We assessed the effect the age on whole and regional brain volume changes, using the MRI scans and related information of a series of 563 healthy individuals aged 20–86 years. Our analyses revealed the patterns of age-related global brain alternations that were best fit by a linear model for the normalized gray matter and by a nonlinear (i.e., quadratic) model for the normalized white matter, normalized cerebrospinal fluid, and the GM/WM ratio. We also observed different patterns in the regional analysis.

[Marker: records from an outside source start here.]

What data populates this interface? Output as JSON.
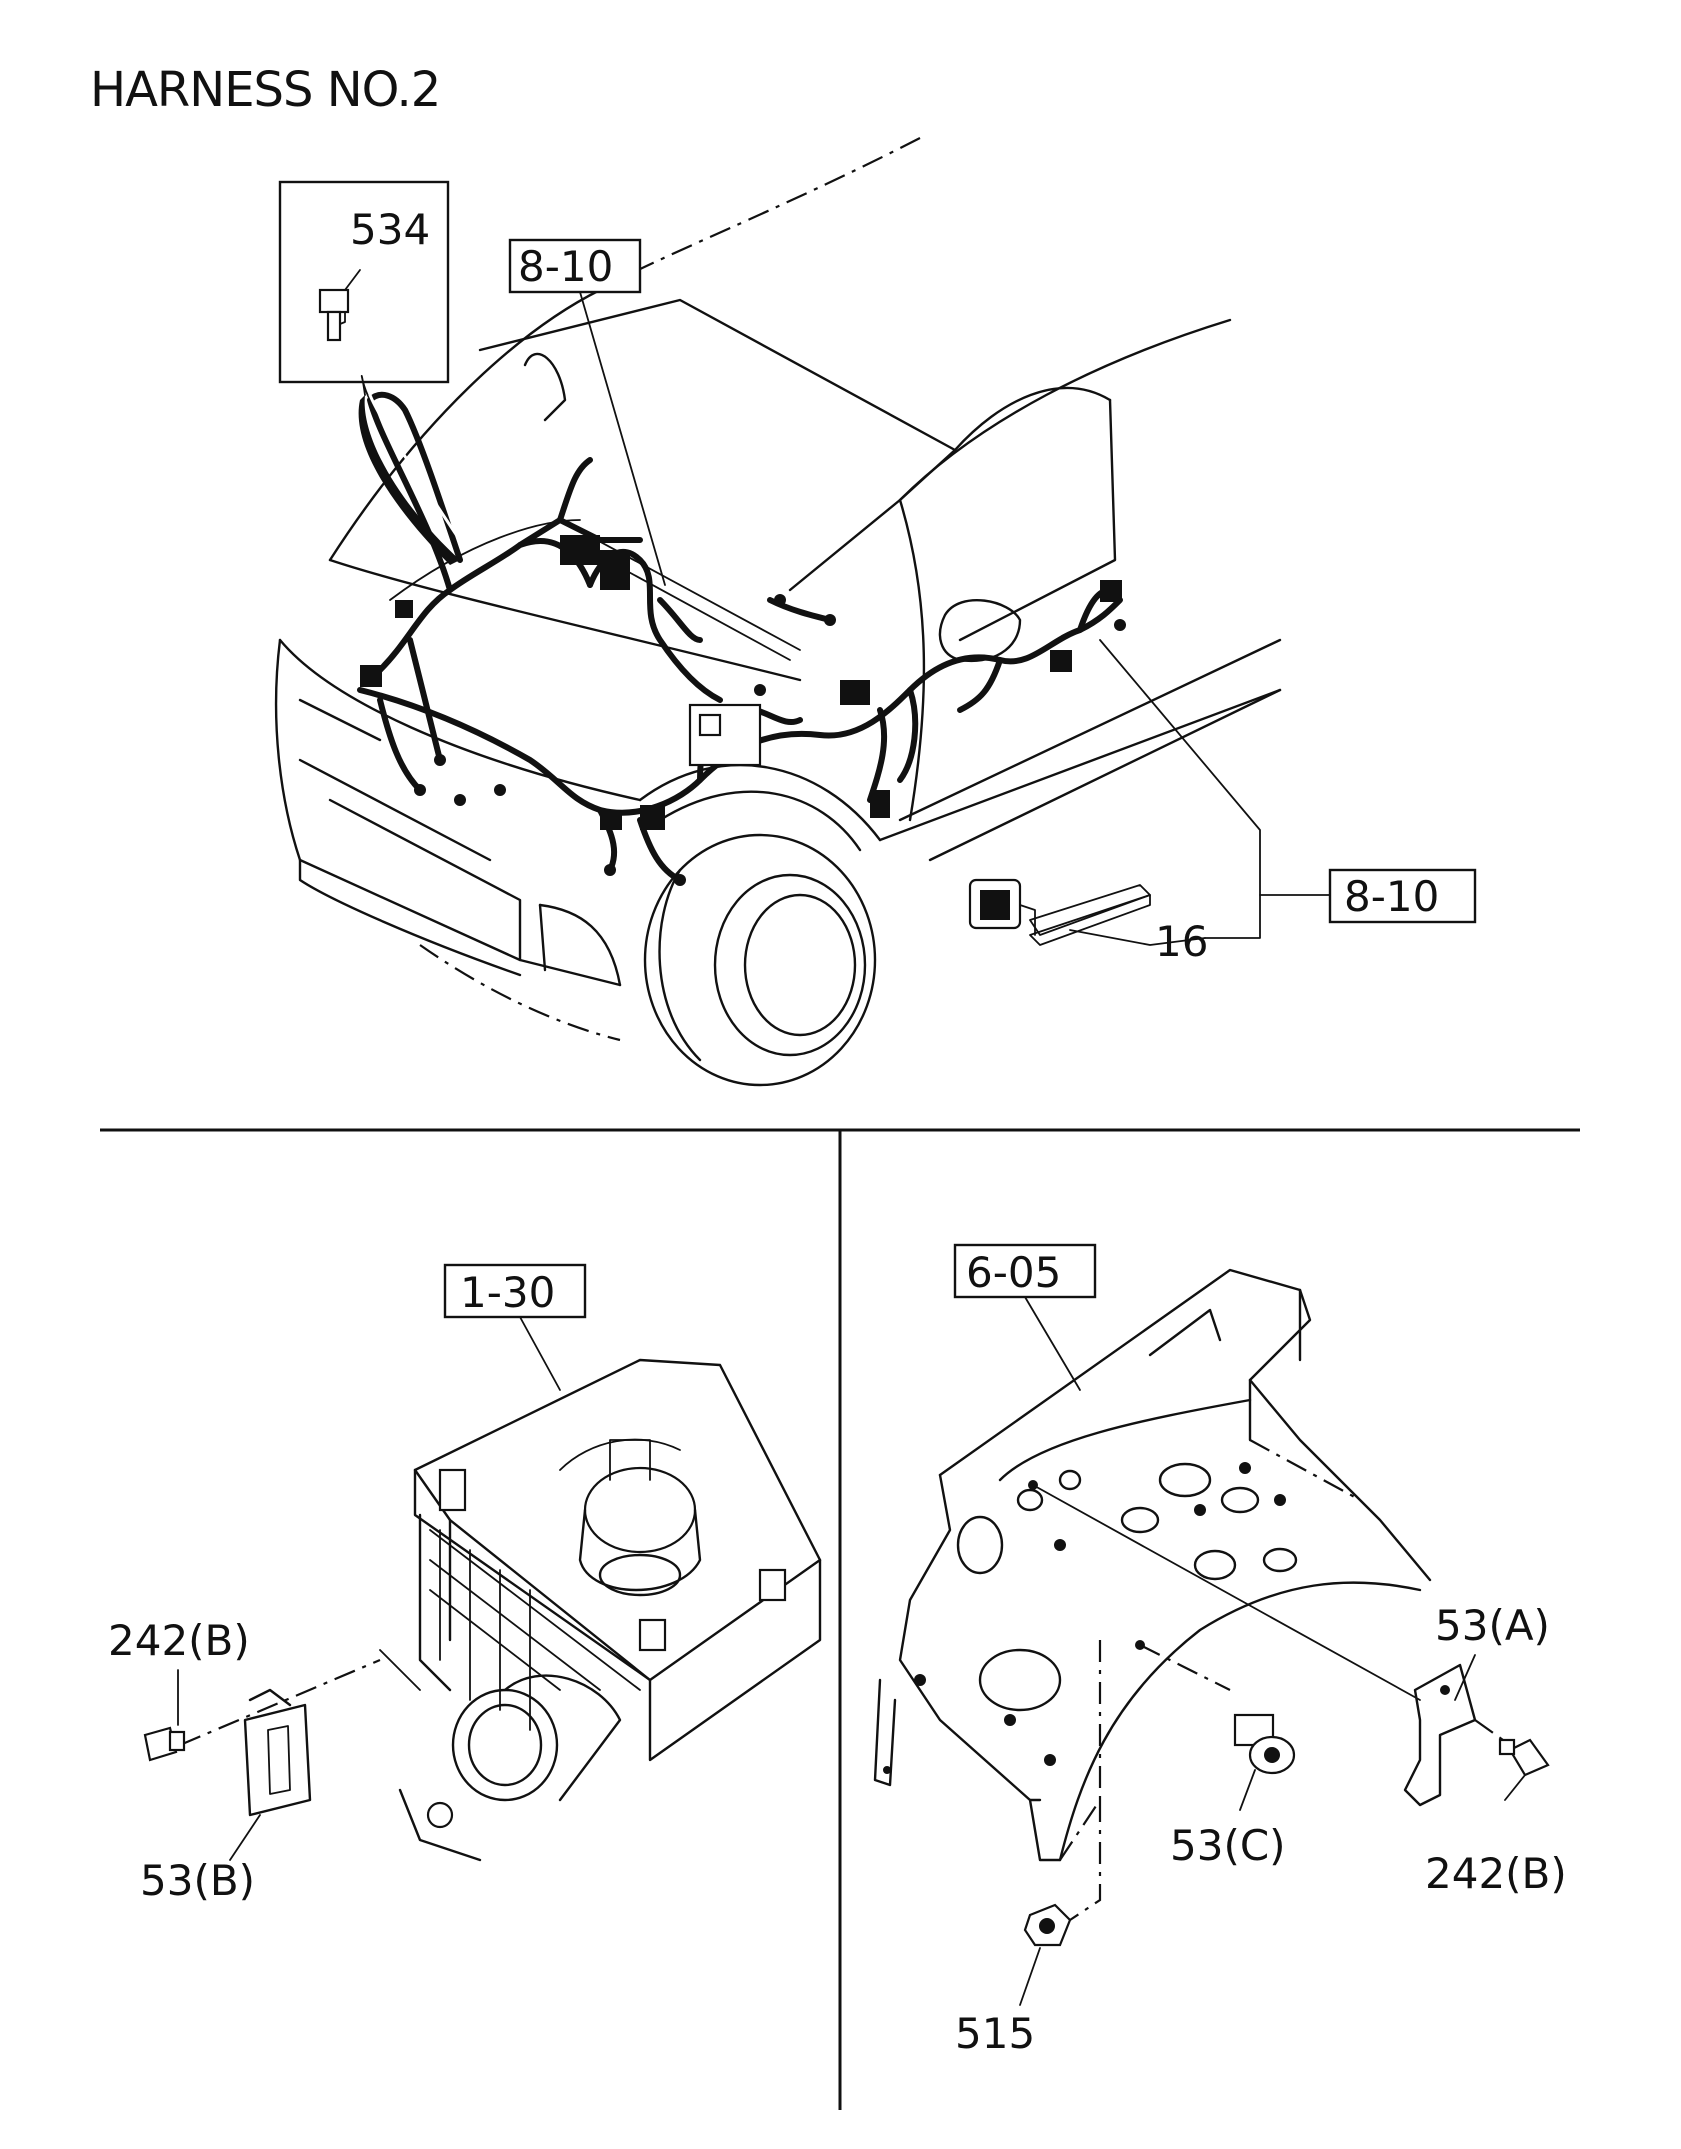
{
  "title": "HARNESS NO.2",
  "labels": {
    "ref_8_10_top": "8-10",
    "ref_8_10_right": "8-10",
    "part_534": "534",
    "part_16": "16",
    "ref_1_30": "1-30",
    "part_242b_left": "242(B)",
    "part_53b": "53(B)",
    "ref_6_05": "6-05",
    "part_53a": "53(A)",
    "part_242b_right": "242(B)",
    "part_53c": "53(C)",
    "part_515": "515"
  }
}
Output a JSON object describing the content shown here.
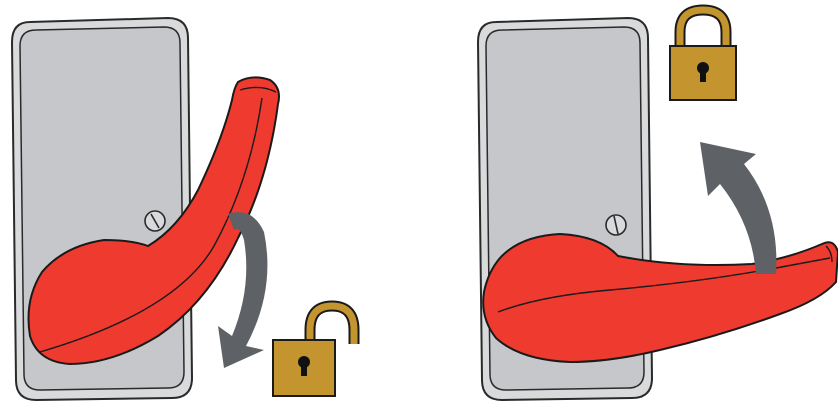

We were thus able to identify significant regression models that explain the effect of the aging on brain volume alternations. Our present findings contribute to the understanding of how structures in the human brain change over the adult years and will help address the pathological age-related neural changes in age-related neural disorders such as Parkinson disease and Alzheimer disease. The processes by which the brain matures and sometimes degenerates with aging remain to be further clarified by further studies using MRI and other imaging technology.